Typically, today's appointment was made many weeks ago. Now, in the holy of holies, you sit and watch. You exchange some small talk, you discuss your instrument's idiosyncrasies, Moennig asks some pointed questions about this note or that key while he works. You answer the phone, you adjust the radio as necessary, you wonder (silently) what your wife or your non-musician friends would say about this incredible workshop, and you marvel at this incredible man.
What finally emerges from such a day (and it's apt to be a long day, too; Moennig generally remains at his workbench until after 7 o'clock) is an instrument that plays as you always hoped it would, that now, somehow, feels just right. Nor will minor adjustments be necessary later; Moennig, you know, does it right the first time.

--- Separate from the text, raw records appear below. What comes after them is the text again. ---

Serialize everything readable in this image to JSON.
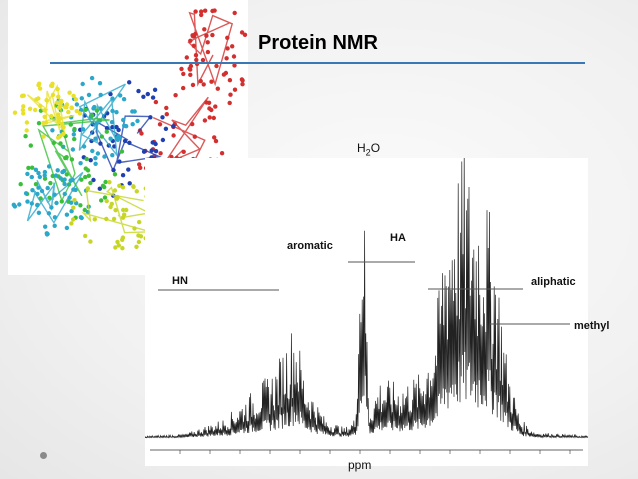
{
  "slide": {
    "title": "Protein NMR",
    "accent_color": "#3a78b5"
  },
  "protein_image": {
    "icon": "protein-ribbon-structure",
    "colors": [
      "#d32f2f",
      "#2040b0",
      "#2aa7c9",
      "#3bbf3b",
      "#c7d626",
      "#e8e02a"
    ]
  },
  "spectrum": {
    "labels": {
      "h2o_main": "H",
      "h2o_sub": "2",
      "h2o_tail": "O",
      "ppm": "ppm",
      "aromatic": "aromatic",
      "ha": "HA",
      "hn": "HN",
      "aliphatic": "aliphatic",
      "methyl": "methyl"
    },
    "line_color": "#222222"
  }
}
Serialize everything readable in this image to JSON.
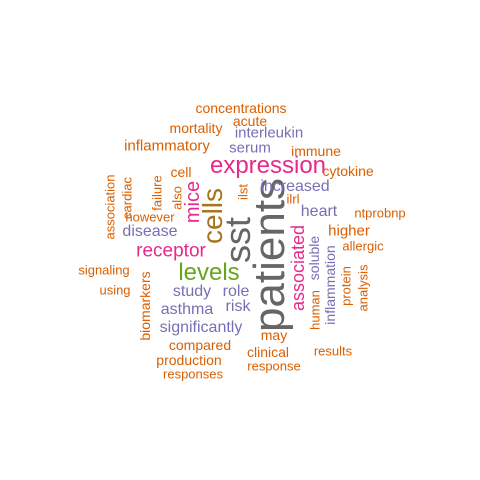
{
  "colors": {
    "orange": "#d95f02",
    "purple": "#7570b3",
    "magenta": "#e7298a",
    "green": "#66a61e",
    "brown": "#a6761d",
    "gray": "#666666"
  },
  "words": [
    {
      "text": "patients",
      "color": "#666666"
    },
    {
      "text": "sst",
      "color": "#666666"
    },
    {
      "text": "cells",
      "color": "#a6761d"
    },
    {
      "text": "expression",
      "color": "#e7298a"
    },
    {
      "text": "levels",
      "color": "#66a61e"
    },
    {
      "text": "mice",
      "color": "#e7298a"
    },
    {
      "text": "receptor",
      "color": "#e7298a"
    },
    {
      "text": "associated",
      "color": "#e7298a"
    },
    {
      "text": "increased",
      "color": "#7570b3"
    },
    {
      "text": "heart",
      "color": "#7570b3"
    },
    {
      "text": "study",
      "color": "#7570b3"
    },
    {
      "text": "asthma",
      "color": "#7570b3"
    },
    {
      "text": "role",
      "color": "#7570b3"
    },
    {
      "text": "risk",
      "color": "#7570b3"
    },
    {
      "text": "significantly",
      "color": "#7570b3"
    },
    {
      "text": "disease",
      "color": "#7570b3"
    },
    {
      "text": "serum",
      "color": "#7570b3"
    },
    {
      "text": "interleukin",
      "color": "#7570b3"
    },
    {
      "text": "soluble",
      "color": "#7570b3"
    },
    {
      "text": "inflammation",
      "color": "#7570b3"
    },
    {
      "text": "higher",
      "color": "#d95f02"
    },
    {
      "text": "inflammatory",
      "color": "#d95f02"
    },
    {
      "text": "immune",
      "color": "#d95f02"
    },
    {
      "text": "cytokine",
      "color": "#d95f02"
    },
    {
      "text": "mortality",
      "color": "#d95f02"
    },
    {
      "text": "acute",
      "color": "#d95f02"
    },
    {
      "text": "concentrations",
      "color": "#d95f02"
    },
    {
      "text": "cell",
      "color": "#d95f02"
    },
    {
      "text": "compared",
      "color": "#d95f02"
    },
    {
      "text": "may",
      "color": "#d95f02"
    },
    {
      "text": "clinical",
      "color": "#d95f02"
    },
    {
      "text": "production",
      "color": "#d95f02"
    },
    {
      "text": "responses",
      "color": "#d95f02"
    },
    {
      "text": "response",
      "color": "#d95f02"
    },
    {
      "text": "results",
      "color": "#d95f02"
    },
    {
      "text": "human",
      "color": "#d95f02"
    },
    {
      "text": "protein",
      "color": "#d95f02"
    },
    {
      "text": "analysis",
      "color": "#d95f02"
    },
    {
      "text": "allergic",
      "color": "#d95f02"
    },
    {
      "text": "ntprobnp",
      "color": "#d95f02"
    },
    {
      "text": "signaling",
      "color": "#d95f02"
    },
    {
      "text": "using",
      "color": "#d95f02"
    },
    {
      "text": "biomarkers",
      "color": "#d95f02"
    },
    {
      "text": "however",
      "color": "#d95f02"
    },
    {
      "text": "association",
      "color": "#d95f02"
    },
    {
      "text": "cardiac",
      "color": "#d95f02"
    },
    {
      "text": "failure",
      "color": "#d95f02"
    },
    {
      "text": "also",
      "color": "#d95f02"
    },
    {
      "text": "ilst",
      "color": "#d95f02"
    },
    {
      "text": "ilrl",
      "color": "#d95f02"
    }
  ]
}
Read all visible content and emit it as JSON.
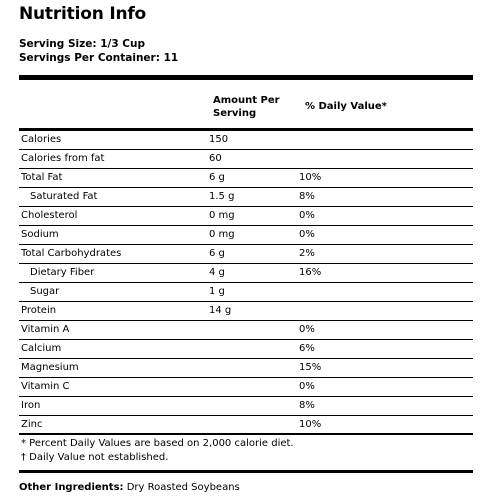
{
  "title": "Nutrition Info",
  "serving": {
    "size": "Serving Size: 1/3 Cup",
    "per_container": "Servings Per Container: 11"
  },
  "columns": {
    "amount": "Amount Per Serving",
    "daily_value": "% Daily Value*"
  },
  "rows": [
    {
      "label": "Calories",
      "amount": "150",
      "dv": "",
      "indent": false
    },
    {
      "label": "Calories from fat",
      "amount": "60",
      "dv": "",
      "indent": false
    },
    {
      "label": "Total Fat",
      "amount": "6 g",
      "dv": "10%",
      "indent": false
    },
    {
      "label": "Saturated Fat",
      "amount": "1.5 g",
      "dv": "8%",
      "indent": true
    },
    {
      "label": "Cholesterol",
      "amount": "0 mg",
      "dv": "0%",
      "indent": false
    },
    {
      "label": "Sodium",
      "amount": "0 mg",
      "dv": "0%",
      "indent": false
    },
    {
      "label": "Total Carbohydrates",
      "amount": "6 g",
      "dv": "2%",
      "indent": false
    },
    {
      "label": "Dietary Fiber",
      "amount": "4 g",
      "dv": "16%",
      "indent": true
    },
    {
      "label": "Sugar",
      "amount": "1 g",
      "dv": "",
      "indent": true
    },
    {
      "label": "Protein",
      "amount": "14 g",
      "dv": "",
      "indent": false
    },
    {
      "label": "Vitamin A",
      "amount": "",
      "dv": "0%",
      "indent": false
    },
    {
      "label": "Calcium",
      "amount": "",
      "dv": "6%",
      "indent": false
    },
    {
      "label": "Magnesium",
      "amount": "",
      "dv": "15%",
      "indent": false
    },
    {
      "label": "Vitamin C",
      "amount": "",
      "dv": "0%",
      "indent": false
    },
    {
      "label": "Iron",
      "amount": "",
      "dv": "8%",
      "indent": false
    },
    {
      "label": "Zinc",
      "amount": "",
      "dv": "10%",
      "indent": false
    }
  ],
  "footnotes": {
    "daily_values": "* Percent Daily Values are based on 2,000 calorie diet.",
    "not_established": "† Daily Value not established."
  },
  "other_ingredients": {
    "label": "Other Ingredients:",
    "value": "Dry Roasted Soybeans"
  }
}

In describing the exact character of Moennig's work, the term repairman seems curiously inadequate if it suggests only someone who fixes what is broken or malfunctioning. Because as most bassoonists know (and others may find hard to believe), the new instrument that comes out of the Heckel factory in Germany, as fine and splendid as it appears, is still rough, not yet capable of providing what today's demanding players and conductors require. Certainly the potential is there, but it is as though the beautiful music is still locked within. So now Moennig (or Hugh Cooper--and there must be a few others) steps in and actually completes the manufacturing process in a way that Heckel can't or won't do. (Or is it the air, the humidity, or something less definable on this side of the Atlantic -- beyond Heckel 's control -- that affects the new instrument adversely? Not likely, of course, though you'd rather think so than criticize the renowned and venerable firm: sacrilege!)
During the long day of watching and waiting, some thoughts occur that are perhaps worth sharing. For one, when seen on the workbench (operating table?)--mute, naked (keys and U-joint removed, private parts exposed), components (limbs?) separated -- our instrument, the bassoon, is revealed as an exotic, almost bizarre creation, far more so than its fellow woodwinds. One is forcibly reminded that attempts were made in the last century to simplify the fingering system, but to no avail; the mechanical improvements that succeeded with the flute and clarinet only destroyed the distinctive timbre of the German bassoon. It has stubbornly resisted modernization; little wonder, then, that so few craftsmen, among whom Moennig is pre-eminent, have managed to penetrate its mysteries.
Another thought: this man, working slowly, painstakingly, lovingly, is an anomaly in today's plastic, hurry-up, throw-it-away world. His values seem to represent another era altogether; and if the comparison isn't too far-fetched, he even recalls to mind another craftsman named Hans from long ago -- the warm and wise cobbler in Wagner's Meistersinger.
We bassoonists owe him a great debt of gratitude. It's good to know that some things haven't changed, that Hans Moennig, now in his seventies, is still at his workbench, still smoking his pipe, still serving our profession. Perhaps Sol Schoenbach said it best of all when he wrote, on an old photograph of him that occupies a place of honor in Moennig's shop, "To Hans Moennig, who makes it possible to play!"